Role:
This team builds an enterprise data lake/warehouse powering product, operations, and analytics.
We’re hiring a Data Engineer with strong Big Data engineering and stakeholder-facing analytics skills to design data models, build reliable pipelines, and deliver trusted BI insights across functional teams.
You’ll partner with BSA and business stakeholders to translate needs into scalable data solutions, while ensuring security, governance, and high data quality.
Responsibilities:
Design and build distributed ETL/ELT pipelines for large datasets (batch and/or near real-time).

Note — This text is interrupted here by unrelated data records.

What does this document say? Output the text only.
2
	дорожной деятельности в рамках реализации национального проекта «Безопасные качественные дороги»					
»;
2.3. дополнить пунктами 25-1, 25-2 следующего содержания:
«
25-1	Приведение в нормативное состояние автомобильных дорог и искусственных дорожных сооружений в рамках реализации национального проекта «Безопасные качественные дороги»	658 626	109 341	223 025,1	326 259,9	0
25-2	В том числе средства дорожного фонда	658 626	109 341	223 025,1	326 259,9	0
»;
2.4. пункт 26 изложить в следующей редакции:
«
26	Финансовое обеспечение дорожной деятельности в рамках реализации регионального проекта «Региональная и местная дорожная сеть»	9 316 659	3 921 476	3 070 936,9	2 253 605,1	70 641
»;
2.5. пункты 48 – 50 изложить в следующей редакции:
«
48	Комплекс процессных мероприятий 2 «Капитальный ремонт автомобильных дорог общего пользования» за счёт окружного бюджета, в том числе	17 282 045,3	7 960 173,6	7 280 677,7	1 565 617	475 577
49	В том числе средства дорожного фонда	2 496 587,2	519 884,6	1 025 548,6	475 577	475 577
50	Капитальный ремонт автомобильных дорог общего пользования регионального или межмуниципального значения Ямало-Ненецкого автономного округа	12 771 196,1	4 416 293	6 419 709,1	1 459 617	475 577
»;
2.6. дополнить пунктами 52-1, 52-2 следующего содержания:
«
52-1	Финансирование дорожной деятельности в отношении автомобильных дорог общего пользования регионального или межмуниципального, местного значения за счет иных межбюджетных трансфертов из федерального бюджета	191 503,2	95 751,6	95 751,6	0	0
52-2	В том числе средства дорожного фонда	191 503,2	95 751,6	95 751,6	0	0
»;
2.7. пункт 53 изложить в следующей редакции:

Develop and optimize data models (dimensional/warehouse patterns) to enable self-serve analytics.
Implement data quality controls, reconciliation checks, and monitoring/alerting for pipeline reliability.
Build and maintain CI/CD for data pipelines (testing, deployment, and rollback practices).
Create high-impact BI dashboards and partner with stakeholders to drive decisions.
Troubleshoot performance/data issues (skew, partitioning, late data, duplicates), and propose fixes at the source.
Required skills:
5–7 years in data engineering with hands-on Big Data exposure.
Strong SQL (window functions, tuning, complex transformations).
Hands-on with Spark and at least one ecosystem component (Hive/Hadoop) in production.
Experience with data modelling/warehousing patterns (star schema, SCD, ETL design).